G.R.No. 161135 April 8, 2005


FACTS:
Sometime in 1996 and 1997, petitioner Swagman Hotels and Travel, Inc., through
Atty. Leonor L. Infante and Rodney David Hegerty, its president and vice-president,
respectively, obtained from private respondent Neal B. Christian loans evidenced by
three promissory notes dated 7 August 1996, 14 March 1997, and 14 July 1997.
Each of the promissory notes is in the amount of US$50,000 payable after three
years from its date with an interest of 15% per annum payable every three months.

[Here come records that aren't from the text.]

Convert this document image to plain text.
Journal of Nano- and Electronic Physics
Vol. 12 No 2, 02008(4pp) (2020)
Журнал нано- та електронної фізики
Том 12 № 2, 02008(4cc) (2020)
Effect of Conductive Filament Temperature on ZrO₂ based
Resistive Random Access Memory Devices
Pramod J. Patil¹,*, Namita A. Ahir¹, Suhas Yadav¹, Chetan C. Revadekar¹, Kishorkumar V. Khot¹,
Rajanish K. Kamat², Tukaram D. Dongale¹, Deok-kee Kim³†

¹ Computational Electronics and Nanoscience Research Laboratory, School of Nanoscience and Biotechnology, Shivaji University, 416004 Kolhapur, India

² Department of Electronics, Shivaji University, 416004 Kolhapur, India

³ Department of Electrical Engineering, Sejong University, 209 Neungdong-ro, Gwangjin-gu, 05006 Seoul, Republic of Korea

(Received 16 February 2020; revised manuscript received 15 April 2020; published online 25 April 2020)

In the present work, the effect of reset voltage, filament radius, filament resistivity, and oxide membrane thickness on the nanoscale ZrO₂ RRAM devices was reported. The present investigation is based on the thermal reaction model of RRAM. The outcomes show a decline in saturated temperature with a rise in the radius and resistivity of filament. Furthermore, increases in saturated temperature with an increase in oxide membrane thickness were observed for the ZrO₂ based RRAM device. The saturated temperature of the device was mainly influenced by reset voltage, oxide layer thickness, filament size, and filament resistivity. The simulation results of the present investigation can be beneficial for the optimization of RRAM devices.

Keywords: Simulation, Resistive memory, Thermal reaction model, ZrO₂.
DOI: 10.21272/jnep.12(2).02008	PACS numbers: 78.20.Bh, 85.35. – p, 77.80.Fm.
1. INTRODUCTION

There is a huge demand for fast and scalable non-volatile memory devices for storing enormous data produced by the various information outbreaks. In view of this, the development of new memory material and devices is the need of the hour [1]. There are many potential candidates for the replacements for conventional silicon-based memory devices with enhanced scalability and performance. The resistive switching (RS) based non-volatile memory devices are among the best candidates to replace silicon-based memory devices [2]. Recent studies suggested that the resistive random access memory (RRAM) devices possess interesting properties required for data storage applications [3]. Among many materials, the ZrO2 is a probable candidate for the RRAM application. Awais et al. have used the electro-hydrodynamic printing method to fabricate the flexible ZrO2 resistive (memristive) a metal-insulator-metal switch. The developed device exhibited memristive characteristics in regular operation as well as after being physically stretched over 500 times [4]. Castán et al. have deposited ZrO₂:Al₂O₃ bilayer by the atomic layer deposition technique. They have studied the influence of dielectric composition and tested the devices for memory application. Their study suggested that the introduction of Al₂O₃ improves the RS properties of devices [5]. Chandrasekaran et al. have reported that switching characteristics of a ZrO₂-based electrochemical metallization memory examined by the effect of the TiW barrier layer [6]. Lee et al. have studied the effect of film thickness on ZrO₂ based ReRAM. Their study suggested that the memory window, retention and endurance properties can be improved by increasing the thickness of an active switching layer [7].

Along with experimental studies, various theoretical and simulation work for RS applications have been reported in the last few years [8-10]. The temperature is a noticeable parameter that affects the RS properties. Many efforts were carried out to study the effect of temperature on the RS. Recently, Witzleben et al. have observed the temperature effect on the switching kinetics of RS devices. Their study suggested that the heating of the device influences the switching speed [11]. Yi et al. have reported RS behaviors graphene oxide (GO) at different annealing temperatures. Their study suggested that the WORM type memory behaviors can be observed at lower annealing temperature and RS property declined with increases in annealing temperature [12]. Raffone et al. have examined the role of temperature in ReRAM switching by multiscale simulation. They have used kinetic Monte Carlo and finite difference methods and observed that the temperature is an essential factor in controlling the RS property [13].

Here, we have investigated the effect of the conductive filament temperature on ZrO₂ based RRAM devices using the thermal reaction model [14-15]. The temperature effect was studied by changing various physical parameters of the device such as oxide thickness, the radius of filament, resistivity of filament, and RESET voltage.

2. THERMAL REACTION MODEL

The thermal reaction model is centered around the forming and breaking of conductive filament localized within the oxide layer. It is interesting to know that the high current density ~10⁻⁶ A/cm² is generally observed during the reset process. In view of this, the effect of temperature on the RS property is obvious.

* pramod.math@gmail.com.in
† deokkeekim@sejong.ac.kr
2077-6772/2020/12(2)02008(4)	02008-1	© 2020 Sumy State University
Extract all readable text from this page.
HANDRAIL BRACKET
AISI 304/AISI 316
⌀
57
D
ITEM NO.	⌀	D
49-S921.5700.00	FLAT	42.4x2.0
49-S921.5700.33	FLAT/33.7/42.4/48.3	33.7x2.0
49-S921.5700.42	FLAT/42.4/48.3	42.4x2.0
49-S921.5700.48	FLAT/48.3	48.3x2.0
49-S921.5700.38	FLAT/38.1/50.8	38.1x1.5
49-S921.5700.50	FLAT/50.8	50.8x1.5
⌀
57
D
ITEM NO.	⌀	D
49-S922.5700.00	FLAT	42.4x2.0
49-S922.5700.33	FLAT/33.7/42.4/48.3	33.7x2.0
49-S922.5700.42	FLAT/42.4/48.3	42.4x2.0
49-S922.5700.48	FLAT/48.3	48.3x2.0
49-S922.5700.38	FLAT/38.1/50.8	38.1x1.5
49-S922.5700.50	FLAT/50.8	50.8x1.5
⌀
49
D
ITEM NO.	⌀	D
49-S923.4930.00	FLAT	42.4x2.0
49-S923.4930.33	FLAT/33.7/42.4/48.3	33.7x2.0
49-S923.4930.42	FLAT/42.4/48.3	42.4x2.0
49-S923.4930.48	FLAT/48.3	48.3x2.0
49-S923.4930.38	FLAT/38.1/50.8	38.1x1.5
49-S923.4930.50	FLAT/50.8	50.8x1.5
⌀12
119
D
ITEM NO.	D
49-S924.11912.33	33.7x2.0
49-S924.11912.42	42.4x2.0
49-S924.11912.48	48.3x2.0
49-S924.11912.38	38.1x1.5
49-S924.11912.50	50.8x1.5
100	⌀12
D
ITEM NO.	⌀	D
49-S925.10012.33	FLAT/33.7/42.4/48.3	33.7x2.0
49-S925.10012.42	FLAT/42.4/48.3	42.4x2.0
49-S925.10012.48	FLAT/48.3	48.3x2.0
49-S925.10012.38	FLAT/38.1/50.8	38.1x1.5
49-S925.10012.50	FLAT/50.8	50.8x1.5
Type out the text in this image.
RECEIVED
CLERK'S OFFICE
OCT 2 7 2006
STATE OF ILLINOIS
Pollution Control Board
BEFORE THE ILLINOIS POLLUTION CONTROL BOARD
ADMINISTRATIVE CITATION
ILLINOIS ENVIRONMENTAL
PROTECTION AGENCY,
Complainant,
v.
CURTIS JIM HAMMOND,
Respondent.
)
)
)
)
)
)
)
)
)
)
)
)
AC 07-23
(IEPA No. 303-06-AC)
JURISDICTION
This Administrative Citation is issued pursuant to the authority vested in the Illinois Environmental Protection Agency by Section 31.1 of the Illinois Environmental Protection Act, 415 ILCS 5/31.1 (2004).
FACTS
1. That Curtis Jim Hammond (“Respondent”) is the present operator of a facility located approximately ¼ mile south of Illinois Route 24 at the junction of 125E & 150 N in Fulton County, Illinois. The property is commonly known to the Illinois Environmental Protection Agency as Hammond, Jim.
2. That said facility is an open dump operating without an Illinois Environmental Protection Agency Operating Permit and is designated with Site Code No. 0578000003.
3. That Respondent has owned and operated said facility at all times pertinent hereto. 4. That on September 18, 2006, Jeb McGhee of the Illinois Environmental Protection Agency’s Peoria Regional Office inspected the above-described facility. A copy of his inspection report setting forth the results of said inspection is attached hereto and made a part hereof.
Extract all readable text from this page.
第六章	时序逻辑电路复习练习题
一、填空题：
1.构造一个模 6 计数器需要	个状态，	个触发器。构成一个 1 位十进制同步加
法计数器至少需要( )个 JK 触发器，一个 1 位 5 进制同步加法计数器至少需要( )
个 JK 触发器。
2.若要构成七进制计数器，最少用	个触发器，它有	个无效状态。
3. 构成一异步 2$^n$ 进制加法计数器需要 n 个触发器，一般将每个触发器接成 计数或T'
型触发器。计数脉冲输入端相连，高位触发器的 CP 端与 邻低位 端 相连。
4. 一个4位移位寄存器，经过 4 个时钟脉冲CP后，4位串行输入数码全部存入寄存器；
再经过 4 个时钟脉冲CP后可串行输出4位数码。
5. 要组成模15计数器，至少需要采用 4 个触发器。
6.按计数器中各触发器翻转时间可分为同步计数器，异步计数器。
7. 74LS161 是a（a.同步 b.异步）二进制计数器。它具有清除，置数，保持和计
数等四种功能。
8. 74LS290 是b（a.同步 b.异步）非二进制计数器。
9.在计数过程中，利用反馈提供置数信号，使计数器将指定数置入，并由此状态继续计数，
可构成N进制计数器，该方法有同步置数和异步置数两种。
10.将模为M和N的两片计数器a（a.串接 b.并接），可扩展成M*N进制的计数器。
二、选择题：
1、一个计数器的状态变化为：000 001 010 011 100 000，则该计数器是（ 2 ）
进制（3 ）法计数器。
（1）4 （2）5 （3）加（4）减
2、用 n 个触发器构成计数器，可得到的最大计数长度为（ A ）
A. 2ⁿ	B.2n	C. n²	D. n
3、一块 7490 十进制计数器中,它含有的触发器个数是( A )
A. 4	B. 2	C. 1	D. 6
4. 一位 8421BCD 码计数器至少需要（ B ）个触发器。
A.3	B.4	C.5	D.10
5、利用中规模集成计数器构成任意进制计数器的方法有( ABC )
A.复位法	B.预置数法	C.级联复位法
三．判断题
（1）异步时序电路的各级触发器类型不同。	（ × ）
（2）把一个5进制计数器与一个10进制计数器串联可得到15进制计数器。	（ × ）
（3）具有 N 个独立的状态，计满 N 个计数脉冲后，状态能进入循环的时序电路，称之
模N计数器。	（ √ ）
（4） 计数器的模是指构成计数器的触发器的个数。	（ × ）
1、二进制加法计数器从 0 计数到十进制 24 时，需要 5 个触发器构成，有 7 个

In a letter dated 16 December 1998, Christian informed the petitioner corporation
that he was terminating the loans and demanded from the latter payment in the total
amount of US$150,000 plus unpaid interests in the total amount of US$13,500. On 2
February 1999, private respondent Christian filed with the Regional Trial Court of
Baguio City, Branch 59, a complaint for a sum of money and damages against the
petitioner corporation, Hegerty, and Atty. Infante. The petitioner corporation, together
with its president and vice-president, filed an Answer raising as defenses lack of
cause of action and novation of the principal obligations. According to them,
Christian had no cause of action because the three promissory notes were not yet
due and demandable.
ISSUE:
Where there is a valid novation, may the original terms of contract which has been
novated still prevail?
HELD:
The receipts, as well as private respondents summary of payments, lend credence
to petitioners claim that the payments were for the principal loans and that the
interests on the three consolidated loans were waived by the private respondent
during the undisputed renegotiation of the loans on account of the business reverses
suffered by the petitioner at the time.
There was therefore a novation of the terms of the three promissory notes in that the
interest was waived and the principal was payable in monthly installments of
US$750. Alterations of the terms and conditions of the obligation would generally
result only in modificatory novation unless such terms and conditions are considered
to be the essence of the obligation itself.[25] The resulting novation in this case was,
therefore, of the modificatory type, not the extinctive type, since the obligation to pay
a sum of money remains in force.
Thus, since the petitioner did not renege on its obligation to pay the monthly
installments conformably with their new agreement and even continued paying
during the pendency of the case, the private respondent had no cause of action to
file the complaint. It is only upon petitioners default in the payment of the monthly
amortizations that a cause of action would arise and give the private respondent a
right to maintain an action against the petitioner.